Advogados de Zé Maria pedem prisão do chefe-adjunto do SISM

O ex-chefe do Serviço de Inteligência e Segurança Militar (SISM), António José Maria, mais conhecido por general Zé Maria, está a ser julgado pelos crimes de extravio de documentos, aparelho ou objecto que contém informações de carácter militar, de insubordinação, de resistência a superior e de conduta indecorosa

Por:Paulo Sérgio

Sérgio Raimundo, um dos advogados de Zé Maria, requereu a prisão preventiva de Carlos Filipe “Feijó”, chefe- adjunto do SISM, que foi auxiliar do agora réu, exercendo o mesmo cargo, por, alegadamente, ter prestado falsas declarações ao Tribunal.

Em causa está o facto de Carlos Filipe, que está a ser ouvido na condição de declarante, ter afirmado, tanto à instância dos juízes do Supremo Tribunal Militar (STM), como do Ministério Público e da defesa, que os documentos relacionados com a Batalha do Cuito Cuanavale que o seu antigo superior hierárquico (o general Zé Maria) retirou do SISM têm a classificação de secretos das Forças Armadas Angolanas (FAA). “Requer-se a extração de certidões para que ele seja conduzido à cadeia”, consignou Sérgio Raimundo na acta da audiência de Quinta-feira, que foi ontem analisada e corrigida.

Antes de decidir, o juiz da causa, António dos Santos Neto “Patónio”, passou a palavra à instância do Ministério Público. Filomeno Octávio Benedito, o líder da equipa de representantes dessa instância, opôs-se ao pedido dos defensores de Zé Maria, alegando que não vê qualquer falsidade nos pronunciamentos do declarante, mas sim algumas contradições.

O tribunal, por sua vez, concluiu que o declarante teve algumas contradições, todavia, não cometeu o crime de falsas declarações como refere o causídico. Alegou ainda que ele esclareceu as contrariedades mediante solicitações da instância dos juízes, pelo que indefere o pedido. Inconformados com a decisão, os advogados não cruzaram os braços.

Sérgio Raimundo interpôs outro recurso, só que desta vez contra a decisão do tribunal, por considerarem existirem razões bastantes e de profunda gravidade. Justificou que tal se deve essencialmente ao facto de Carlos Filipe ter afirmado que a classificação dos documentos objectos neste processo, mais concretamente relacionados ao tipo legaldo crime que levou à privação da liberdade do seu constituinte, encontra respaldo na legislação angolana.
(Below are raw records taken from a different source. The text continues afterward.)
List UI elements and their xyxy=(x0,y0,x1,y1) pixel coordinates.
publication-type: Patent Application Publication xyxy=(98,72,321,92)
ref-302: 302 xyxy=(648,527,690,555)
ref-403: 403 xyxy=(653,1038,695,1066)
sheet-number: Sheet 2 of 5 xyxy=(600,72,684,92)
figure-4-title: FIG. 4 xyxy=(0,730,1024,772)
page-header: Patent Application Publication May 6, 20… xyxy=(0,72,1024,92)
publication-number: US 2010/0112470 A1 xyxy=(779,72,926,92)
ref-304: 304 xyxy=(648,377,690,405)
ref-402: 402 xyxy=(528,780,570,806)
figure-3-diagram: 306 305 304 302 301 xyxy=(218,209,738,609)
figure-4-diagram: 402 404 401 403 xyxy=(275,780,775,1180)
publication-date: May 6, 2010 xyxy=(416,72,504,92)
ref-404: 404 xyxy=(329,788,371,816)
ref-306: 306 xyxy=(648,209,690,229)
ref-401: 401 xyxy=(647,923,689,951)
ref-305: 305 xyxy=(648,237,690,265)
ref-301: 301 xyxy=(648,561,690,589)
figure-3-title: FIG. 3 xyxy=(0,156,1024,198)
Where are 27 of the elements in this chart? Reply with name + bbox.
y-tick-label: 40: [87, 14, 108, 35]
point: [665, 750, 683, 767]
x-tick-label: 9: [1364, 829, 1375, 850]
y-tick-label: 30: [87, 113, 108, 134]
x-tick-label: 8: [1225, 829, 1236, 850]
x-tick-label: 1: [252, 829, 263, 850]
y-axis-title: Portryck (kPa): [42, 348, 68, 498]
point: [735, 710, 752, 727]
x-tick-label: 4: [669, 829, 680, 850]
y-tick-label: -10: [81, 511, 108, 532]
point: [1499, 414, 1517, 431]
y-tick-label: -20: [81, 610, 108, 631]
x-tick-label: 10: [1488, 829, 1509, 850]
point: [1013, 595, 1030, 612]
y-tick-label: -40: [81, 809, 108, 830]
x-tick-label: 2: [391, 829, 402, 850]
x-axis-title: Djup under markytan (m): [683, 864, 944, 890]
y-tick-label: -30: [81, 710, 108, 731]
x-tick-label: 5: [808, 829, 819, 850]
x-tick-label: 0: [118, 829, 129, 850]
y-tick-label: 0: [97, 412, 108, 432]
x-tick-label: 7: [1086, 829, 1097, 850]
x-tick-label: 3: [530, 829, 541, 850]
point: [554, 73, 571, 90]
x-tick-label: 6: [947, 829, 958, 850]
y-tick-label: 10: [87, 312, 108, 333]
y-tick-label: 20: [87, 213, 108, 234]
No entanto, de acordo com o causídico, ele (Carlos Filipe) declarou posteriormente que os documentos retirados do SISM foram classificados de secretos a luz da legislação sul-africana. “Na sua qualidade de oficial general das FAA destacado no SISM, tomou como referência uma lei estrangeira, sendo Angola um Estado soberano, colocou em causa a sua soberania”, fundamentou, consignando na acta como uma das provas de que o declarante cometeu o crime de falsas declarações.

Sérgio Raimundo recordou ainda que Carlos Filipe não soube precisar se no país existe uma lei que aborda a classificação dos mesmos em secretos ou não. Segundo ficou consignado na acta, ele disse conhecer apenas a existência de uma secção, a 6ª, nos Serviços, que trata da classificação dos documentos que lhes chegam.

De realçar que antes disso afirmou com bastante convicção que os documentos sobre a célebre Batalha do Cuito Cuanavale, que Zé Maria retirou para, alegadamente, dar continuidade a um estudo sobre essa guerra, que pretende publicar em livro, tinham a classificação de secreto das FAA. O recurso interposto pela instância de defesa ao indeferimento do pedido de prisão preventiva contra Carlos Filipe estava para ser respondido na sessão de ontem, só não aconteceu porque o tribunal levou cinco horas a corrigir a acta da sessão de Quinta-feira. Os juízes suspenderam a sessão às 14 horas de ontem, anunciando que responderão ao recurso interposto pelos advogados de Zé Maria na próxima Segunda-feira, 23.